SF Giants swept by Padres in first showdown against NL West rival

SAN DIEGO — The Giants flew into San Diego with the second-best record in baseball. They return to San Francisco with the third-best record in the division, suffering a two-game sweep at the hands of the Padres after losing, 5-3, on Wednesday at Petco Park.

So goes life in baseball’s toughest division.

“We’ll go home, put these two games away, and hopefully do some damage over the next four,” said manager Bob Melvin.

San Francisco’s (19-12) next four games will be against another NL West foe, albeit one that has a chance of becoming the worst team in league history.

The Colorado Rockies stumble into Oracle Park for a four-game set against the Giants with an abysmal 5-25 record. They’re on pace to lose 135 games, which would clear the current record of 121 losses that the Chicago White Sox accumulated last year.

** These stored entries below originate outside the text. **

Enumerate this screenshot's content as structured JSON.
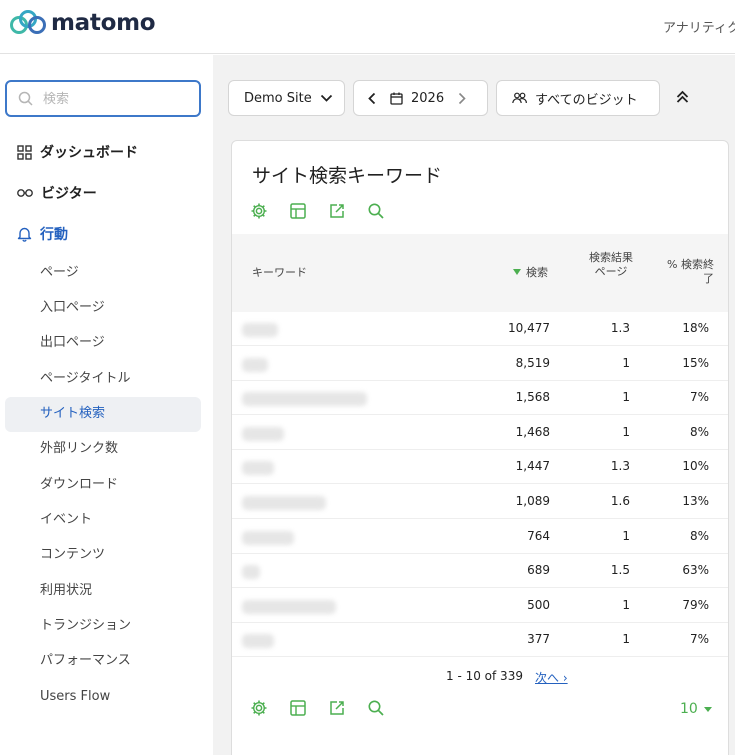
{
  "header": {
    "logo_text": "matomo",
    "nav_text": "アナリティク"
  },
  "sidebar": {
    "search_placeholder": "検索",
    "categories": [
      {
        "label": "ダッシュボード",
        "icon": "dashboard-grid-icon"
      },
      {
        "label": "ビジター",
        "icon": "glasses-icon"
      },
      {
        "label": "行動",
        "icon": "bell-icon"
      }
    ],
    "subitems": [
      {
        "label": "ページ"
      },
      {
        "label": "入口ページ"
      },
      {
        "label": "出口ページ"
      },
      {
        "label": "ページタイトル"
      },
      {
        "label": "サイト検索"
      },
      {
        "label": "外部リンク数"
      },
      {
        "label": "ダウンロード"
      },
      {
        "label": "イベント"
      },
      {
        "label": "コンテンツ"
      },
      {
        "label": "利用状況"
      },
      {
        "label": "トランジション"
      },
      {
        "label": "パフォーマンス"
      },
      {
        "label": "Users Flow"
      }
    ],
    "active_subitem": "サイト検索"
  },
  "controls": {
    "site_label": "Demo Site",
    "date_label": "2026",
    "segment_label": "すべてのビジット"
  },
  "report": {
    "title": "サイト検索キーワード",
    "columns": {
      "keyword": "キーワード",
      "searches": "検索",
      "pages_per_search": "検索結果ページ",
      "exit_rate": "% 検索終了"
    },
    "rows": [
      {
        "searches": "10,477",
        "pages": "1.3",
        "exit": "18%"
      },
      {
        "searches": "8,519",
        "pages": "1",
        "exit": "15%"
      },
      {
        "searches": "1,568",
        "pages": "1",
        "exit": "7%"
      },
      {
        "searches": "1,468",
        "pages": "1",
        "exit": "8%"
      },
      {
        "searches": "1,447",
        "pages": "1.3",
        "exit": "10%"
      },
      {
        "searches": "1,089",
        "pages": "1.6",
        "exit": "13%"
      },
      {
        "searches": "764",
        "pages": "1",
        "exit": "8%"
      },
      {
        "searches": "689",
        "pages": "1.5",
        "exit": "63%"
      },
      {
        "searches": "500",
        "pages": "1",
        "exit": "79%"
      },
      {
        "searches": "377",
        "pages": "1",
        "exit": "7%"
      }
    ],
    "pagination": {
      "range": "1 - 10 of 339",
      "next": "次へ ›"
    },
    "limit": "10"
  },
  "colors": {
    "accent_blue": "#2461bf",
    "accent_green": "#4caf50",
    "logo_teal": "#3fb8a8"
  }
}
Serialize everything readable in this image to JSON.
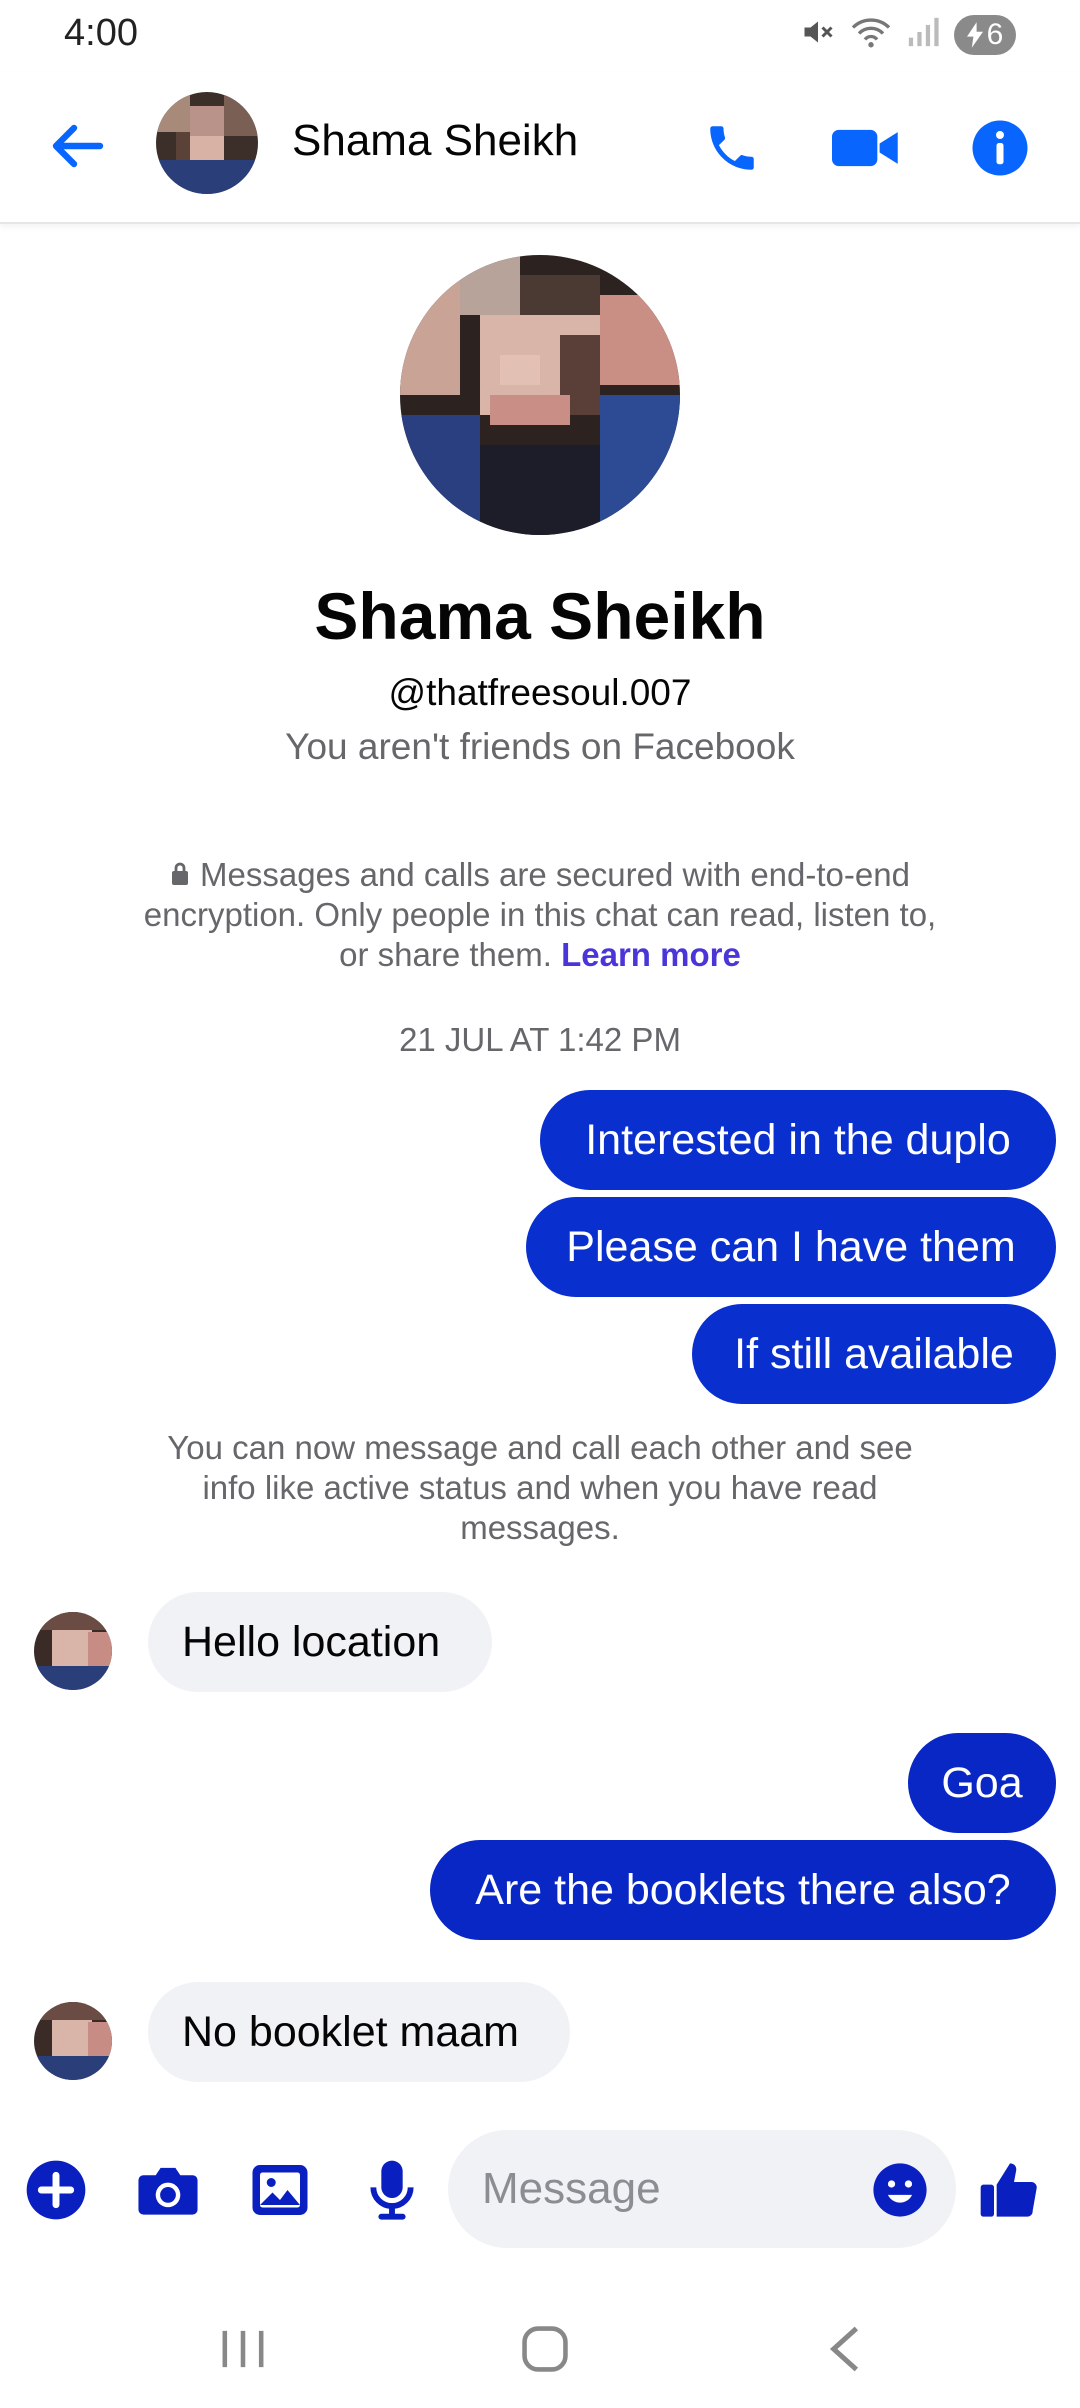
{
  "status_bar": {
    "time": "4:00",
    "battery_level": "6",
    "icons": [
      "mute-icon",
      "wifi-icon",
      "signal-icon",
      "battery-charging-icon"
    ]
  },
  "header": {
    "contact_name": "Shama Sheikh",
    "icons": [
      "back-arrow-icon",
      "phone-icon",
      "video-camera-icon",
      "info-icon"
    ]
  },
  "profile": {
    "name": "Shama Sheikh",
    "handle": "@thatfreesoul.007",
    "friend_status": "You aren't friends on Facebook"
  },
  "encryption_notice": {
    "text": "Messages and calls are secured with end-to-end encryption. Only people in this chat can read, listen to, or share them.",
    "link": "Learn more"
  },
  "timestamp": "21 JUL AT 1:42 PM",
  "messages": [
    {
      "direction": "outgoing",
      "text": "Interested in the duplo"
    },
    {
      "direction": "outgoing",
      "text": "Please can I have them"
    },
    {
      "direction": "outgoing",
      "text": "If still available"
    },
    {
      "direction": "incoming",
      "text": "Hello location"
    },
    {
      "direction": "outgoing",
      "text": "Goa"
    },
    {
      "direction": "outgoing",
      "text": "Are the booklets there also?"
    },
    {
      "direction": "incoming",
      "text": "No booklet maam"
    }
  ],
  "system_note": "You can now message and call each other and see info like active status and when you have read messages.",
  "composer": {
    "placeholder": "Message",
    "icons": [
      "plus-icon",
      "camera-icon",
      "gallery-icon",
      "microphone-icon",
      "emoji-icon",
      "thumbs-up-icon"
    ]
  },
  "colors": {
    "accent": "#0866ff",
    "outgoing_bubble": "#0a2fcf",
    "composer_icons": "#0a1fc0",
    "incoming_bubble": "#f0f2f5",
    "secondary_text": "#65676b",
    "link": "#4a36d8"
  }
}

The Padres (19-11) and Los Angeles Dodgers (21-10) have both already swept the Rockies at home this season, and the Giants will have an opportunity to do the same. Melvin said there isn’t additional pressure to sweep the series after San Diego and Los Angeles did so in April, emphasizing the reality that any given team can win on any given day.

“Every major-league team can beat any other team. We don’t take anybody lightly,” Melvin said pregame. “The Angels beat us two out of three, and that was the only team on that road trip that we had a losing record against. I don’t think there’s more pressure on it. I think you individualize each game and have an expectation to win. That’s the best way to look at it.”

Added Heliot Ramos, who hit his fourth homer of the year: “At the end of the day, we have to go out there and compete. It doesn’t matter who it is. It doesn’t matter if they’re good, it doesn’t matter if they’re a great team. We have to go out there and compete and give everything that we got.”

San Francisco, to its credit, did indeed compete in its two losses to San Diego, a pair of defeats that mirrored one another.

Similar to Tuesday, the Giants fell behind early but refused to go quietly. They fell behind, 5-1, after Landen Roupp allowed four runs over 4 1/3 innings, but hung around as Spencer Bivens, Camilo Doval and Tyler Rogers allowed one run over 3 2/3 innings. Ramos hit a solo homer in the seventh, Mike Yastrzemski did the same in the eighth and a four-run deficit shrunk to two. Against baseball’s best bullpen, that was too much to overcome.

“We’ve played well on the road. These are just two frustrating games because we have a chance — one swing and it’s a completely different game,” Melvin said. “It’s not like we laid down and didn’t fight. We did fight until the end. It was just a little bit of the same theme early on.”

Ramos began his season by hitting three homers over his first five games but then went 25 straight games without a homer, his walk-off Little League home run on Sunday not counting as a true long ball. The 25-year-old described the homer-less stretch as more mental than physical, sharing that he was getting in his head about his setup, his hand placement and what pitches. With a home run and a walk on Wednesday, Ramos has now reached base in eight consecutive games — and made some loud contact in the process.

Over these two games in San Diego, Ramos put five batted balls in play. Four of them generated exit velocities of 104.3 mph, 106.7 mph (today’s home run), 107.6 mph and a season-high 111.4 mph.

“I was thinking about everything instead of focusing on one thing,” Ramos said. “I feel like that’s the biggest thing for me: being in a good setup, being in a good position and trying to stay focused on what I want to do.”